Senator AS Bernie Sanders Kecam Netanyahu, Bela Aksi Mahasiswa Dukung Palestina di Kampus-Kampus
WASHINGTON DC, iNews.id - Senator AS Bernie Sanders mengecam pernyataan Perdana Menteri IsraelBenjamin Netanyahu yang terusik oleh aksi unjuk rasa mendukung Palestina yang mengguncang kampus-kampus Amerika. Netanyahu menuduh demonstrasi itu sebagai bentuk antisemit (anti-Yahudi).
"Tidak, Tuan Netanyahu. Ini bukanlah antisemit atau pro-Hamas jika (para pendemo) menyatakan bahwa dalam waktu enam bulan lebih, pemerintahan ekstremis Anda telah membunuh 34.000 warga Palestina dan melukai lebih dari 77.000 orang – 70 persen di antaranya adalah perempuan dan anak-anak," ungkap Sanders dalam sebuah pernyataan, seperti dilansir Anadolu, Kamis (25/4/2024).

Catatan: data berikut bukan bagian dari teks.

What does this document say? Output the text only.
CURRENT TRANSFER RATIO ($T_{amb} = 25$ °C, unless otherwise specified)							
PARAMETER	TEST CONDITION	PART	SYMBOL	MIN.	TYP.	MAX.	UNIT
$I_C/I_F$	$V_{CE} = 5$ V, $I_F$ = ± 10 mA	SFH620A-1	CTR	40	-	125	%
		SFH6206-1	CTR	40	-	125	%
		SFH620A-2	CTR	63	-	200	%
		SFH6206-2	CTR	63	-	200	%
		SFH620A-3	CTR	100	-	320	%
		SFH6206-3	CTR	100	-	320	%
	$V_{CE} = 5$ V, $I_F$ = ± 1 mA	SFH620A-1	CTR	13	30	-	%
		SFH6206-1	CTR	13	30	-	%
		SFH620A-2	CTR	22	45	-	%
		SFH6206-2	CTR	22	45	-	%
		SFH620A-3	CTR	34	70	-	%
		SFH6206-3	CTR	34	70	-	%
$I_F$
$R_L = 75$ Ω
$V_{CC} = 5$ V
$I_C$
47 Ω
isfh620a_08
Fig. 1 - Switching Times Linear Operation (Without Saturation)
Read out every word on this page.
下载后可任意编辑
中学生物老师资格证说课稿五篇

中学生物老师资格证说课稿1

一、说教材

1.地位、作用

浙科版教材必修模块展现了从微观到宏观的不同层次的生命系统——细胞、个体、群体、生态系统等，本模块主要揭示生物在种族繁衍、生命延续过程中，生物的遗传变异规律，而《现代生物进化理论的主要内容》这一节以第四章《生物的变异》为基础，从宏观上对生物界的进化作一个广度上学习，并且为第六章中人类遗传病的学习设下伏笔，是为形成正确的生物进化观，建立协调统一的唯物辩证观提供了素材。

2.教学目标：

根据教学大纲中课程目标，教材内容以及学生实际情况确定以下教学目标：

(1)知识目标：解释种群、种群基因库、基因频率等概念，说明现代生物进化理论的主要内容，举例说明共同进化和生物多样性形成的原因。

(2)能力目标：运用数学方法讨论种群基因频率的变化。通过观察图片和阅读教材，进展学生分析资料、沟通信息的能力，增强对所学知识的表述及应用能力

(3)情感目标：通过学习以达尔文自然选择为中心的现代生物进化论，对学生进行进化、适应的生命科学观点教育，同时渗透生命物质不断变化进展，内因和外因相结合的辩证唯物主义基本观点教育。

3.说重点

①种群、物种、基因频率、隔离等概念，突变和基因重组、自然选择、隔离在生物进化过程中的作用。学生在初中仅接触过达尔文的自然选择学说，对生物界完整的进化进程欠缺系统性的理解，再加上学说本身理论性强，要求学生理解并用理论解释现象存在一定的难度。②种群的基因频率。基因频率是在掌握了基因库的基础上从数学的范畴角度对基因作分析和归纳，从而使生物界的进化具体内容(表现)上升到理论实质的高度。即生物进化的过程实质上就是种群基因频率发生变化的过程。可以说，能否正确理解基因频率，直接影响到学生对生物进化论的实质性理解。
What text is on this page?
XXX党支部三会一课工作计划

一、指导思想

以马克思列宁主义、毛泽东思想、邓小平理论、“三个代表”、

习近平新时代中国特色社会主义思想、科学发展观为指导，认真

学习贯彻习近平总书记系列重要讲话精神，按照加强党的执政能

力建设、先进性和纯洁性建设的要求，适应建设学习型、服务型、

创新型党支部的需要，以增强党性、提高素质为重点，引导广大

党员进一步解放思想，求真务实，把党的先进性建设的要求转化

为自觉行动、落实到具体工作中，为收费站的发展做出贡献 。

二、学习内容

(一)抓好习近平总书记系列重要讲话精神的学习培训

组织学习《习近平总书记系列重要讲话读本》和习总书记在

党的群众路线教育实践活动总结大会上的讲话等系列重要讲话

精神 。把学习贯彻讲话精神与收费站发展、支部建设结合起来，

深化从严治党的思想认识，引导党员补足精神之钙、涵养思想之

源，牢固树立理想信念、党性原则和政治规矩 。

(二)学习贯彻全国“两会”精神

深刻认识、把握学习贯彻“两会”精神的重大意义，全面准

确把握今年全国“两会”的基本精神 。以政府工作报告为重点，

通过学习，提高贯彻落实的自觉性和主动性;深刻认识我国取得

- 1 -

Pernyataan Sanders muncul satu hari setelah Netanyahu mengutuk aksi demonstrasi menentang Israel di kampus-kampus AS. Netanyahu menyebut para pendemo itu dengan istilah "massa antisemit".
Setelah mahasiswa pro-Palestina dari Universitas Harvard mulai mendirikan kemah di kampus mereka, bergabung dengan universitas-universitas lain di Amerika untuk menuntut gencatan senjata di Jalur Gaza, Netanyahu merilis pesan video pada Rabu (24/4/2024). "Jadi apa yang terjadi di kampus-kampus Amerika sungguh mengerikan. Masa antisemit telah mengambil alih universitas-universitas terkemuka," ujarnya dalam video itu.
Sanders menegaskan, bukanlah antisemit ketika seseorang menyatakan bahwa pemboman Israel telah menghancurkan lebih dari 221.000 unit rumah di Gaza, menyebabkan lebih dari 1 juta orang kehilangan tempat tinggal, dan bahwa Pemerintah Israel telah menghancurkan infrastruktur sipil Gaza. Bukan antisemit juga untuk mengungkapkan bahwa Israel telah memusnahkan sistem layanan kesehatan di Gaza.